The doctor had four animal models in his office. He had 15 pencils in his pencil holder and four light fixtures. The bay window in his office opened up to reveal six other buildings. Then I could breathe again, so I hugged Nala back. Nathaniel, don't be nervous, is what she whispered to me or what I heard. I guess this means I'm crazy.

I did get to go to the game later, but I only watched from the bench. Ezekiel and Julian played almost the entire game. Surprisingly enough they played well together. Ezekiel was good with assists and Julian communicated with him easily. I wondered if they would have discovered how well they work together during practice if they hadn't been so concerned with being better than each other. Even though I didn't play, it was a sweet victory.

Word spread fast that I had OCD. I don't know how it got out.  Mostly life was the same. Some people's reactions were laughable, like when one of the players at the varsity table wiped my seat with a Clorox wipe before I sat down. He did it sincerely, not as a joke, but that only made it a little less embarrassing. Some were ignorant, like when one of the team members asked if I would still be able to play basketball now that I had OCD. I explained to him that I always had the disorder but had just now been diagnosed with it. He said, “Whatever gets me more play time.” And then I punched him in the mouth, but I didn't get suspended because now I'm certifiably insane.

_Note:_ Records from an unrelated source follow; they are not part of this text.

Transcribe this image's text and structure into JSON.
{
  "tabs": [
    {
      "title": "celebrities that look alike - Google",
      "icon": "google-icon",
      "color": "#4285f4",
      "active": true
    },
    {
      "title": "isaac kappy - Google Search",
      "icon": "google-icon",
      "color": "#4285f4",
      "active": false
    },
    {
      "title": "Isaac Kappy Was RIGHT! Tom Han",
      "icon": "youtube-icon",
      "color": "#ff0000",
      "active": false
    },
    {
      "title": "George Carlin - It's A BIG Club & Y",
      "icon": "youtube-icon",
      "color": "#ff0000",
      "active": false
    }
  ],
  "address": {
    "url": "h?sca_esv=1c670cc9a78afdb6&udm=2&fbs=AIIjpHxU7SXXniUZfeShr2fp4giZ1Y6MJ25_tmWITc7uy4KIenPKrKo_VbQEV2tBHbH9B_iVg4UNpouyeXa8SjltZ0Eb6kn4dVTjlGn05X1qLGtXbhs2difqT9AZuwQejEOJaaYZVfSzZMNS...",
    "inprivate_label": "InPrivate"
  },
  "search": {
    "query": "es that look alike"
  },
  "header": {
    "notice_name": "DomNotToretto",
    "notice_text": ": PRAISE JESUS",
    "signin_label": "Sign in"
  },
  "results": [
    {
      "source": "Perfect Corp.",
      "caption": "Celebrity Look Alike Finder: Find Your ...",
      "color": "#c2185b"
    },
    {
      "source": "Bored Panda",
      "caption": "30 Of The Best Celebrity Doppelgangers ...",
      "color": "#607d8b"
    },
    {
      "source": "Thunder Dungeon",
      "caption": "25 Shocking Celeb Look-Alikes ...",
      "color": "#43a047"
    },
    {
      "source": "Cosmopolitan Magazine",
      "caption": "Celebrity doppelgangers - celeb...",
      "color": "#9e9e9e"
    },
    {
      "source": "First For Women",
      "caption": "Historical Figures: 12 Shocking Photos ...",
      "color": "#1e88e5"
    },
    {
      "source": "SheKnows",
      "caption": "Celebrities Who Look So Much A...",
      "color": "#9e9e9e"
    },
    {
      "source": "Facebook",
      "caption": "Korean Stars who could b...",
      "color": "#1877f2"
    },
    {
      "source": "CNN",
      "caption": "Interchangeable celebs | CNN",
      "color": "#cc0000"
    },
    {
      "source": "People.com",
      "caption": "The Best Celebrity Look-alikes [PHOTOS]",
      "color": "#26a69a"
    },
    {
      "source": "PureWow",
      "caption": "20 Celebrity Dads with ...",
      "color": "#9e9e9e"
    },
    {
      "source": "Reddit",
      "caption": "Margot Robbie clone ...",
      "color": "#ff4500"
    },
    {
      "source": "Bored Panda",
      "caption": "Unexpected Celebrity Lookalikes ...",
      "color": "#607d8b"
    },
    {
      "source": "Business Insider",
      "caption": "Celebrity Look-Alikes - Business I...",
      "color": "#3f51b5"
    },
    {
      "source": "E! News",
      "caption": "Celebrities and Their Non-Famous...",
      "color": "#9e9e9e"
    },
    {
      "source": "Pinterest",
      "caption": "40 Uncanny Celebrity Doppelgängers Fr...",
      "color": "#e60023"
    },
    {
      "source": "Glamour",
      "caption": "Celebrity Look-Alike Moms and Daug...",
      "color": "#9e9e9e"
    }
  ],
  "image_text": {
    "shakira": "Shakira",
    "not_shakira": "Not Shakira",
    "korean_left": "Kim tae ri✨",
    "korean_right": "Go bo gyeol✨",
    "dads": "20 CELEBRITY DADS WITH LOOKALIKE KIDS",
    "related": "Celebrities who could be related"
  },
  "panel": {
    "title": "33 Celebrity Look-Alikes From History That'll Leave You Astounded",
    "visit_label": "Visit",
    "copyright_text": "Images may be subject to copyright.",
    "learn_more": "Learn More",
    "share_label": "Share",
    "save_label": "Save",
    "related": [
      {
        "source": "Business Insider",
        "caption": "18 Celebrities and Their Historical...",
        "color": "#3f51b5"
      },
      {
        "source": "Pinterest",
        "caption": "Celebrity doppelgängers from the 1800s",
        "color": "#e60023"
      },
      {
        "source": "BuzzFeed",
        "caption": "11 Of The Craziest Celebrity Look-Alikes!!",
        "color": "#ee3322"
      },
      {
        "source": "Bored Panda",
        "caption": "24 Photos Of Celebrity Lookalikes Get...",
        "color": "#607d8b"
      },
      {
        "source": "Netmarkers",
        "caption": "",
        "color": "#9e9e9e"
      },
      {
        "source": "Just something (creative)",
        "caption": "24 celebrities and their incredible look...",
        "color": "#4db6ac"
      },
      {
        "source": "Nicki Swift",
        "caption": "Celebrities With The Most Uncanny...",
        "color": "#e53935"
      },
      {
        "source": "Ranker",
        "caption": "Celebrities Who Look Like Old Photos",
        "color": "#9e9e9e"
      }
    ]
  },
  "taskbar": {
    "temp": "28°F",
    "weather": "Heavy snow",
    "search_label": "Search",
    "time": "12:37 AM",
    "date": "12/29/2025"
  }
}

Since then, I was allowed to leave class for five-minute increments when I felt “pressure,” whatever that meant. I don't want to say I'd been using my roaming privileges to skip class but…

I walked down the empty hall way from my math classroom. I passed my locker and then Ezekiel's and then Ezekiel. Ezekiel was one of the few people close to me who had been really cool with this whole thing but I never found comfort in that. In fact, I blame him for this whole thing in general. He was the one who had triggered this obsession in me. Today he was wearing his hair completely out for the first time. It wasn't as wild or beautiful as I had expected.

“What are you doing out of class?” I asked.

“I'm leaving early,” he answered without looking up from his locker. “Got a dentist appointment. Walk me out?” He picked up his backpack and started to walk, not waiting for my answer. I followed him in silence.

“You and Julian are pretty cool,” he said eventually. “Stay friends.”

“Yeah, he was pretty good about…everything.”  

“Yeah.” We reached the front of the school. It had started to snow outside. He opened one of the double doors. I stayed a few steps behind him because I'm not allowed to leave.

“Later, Nathaniel,” Ezekiel said.

“Deuces.”

The door swung shut and a gust of cold air brushed my nose and everything in the world smelled like winter.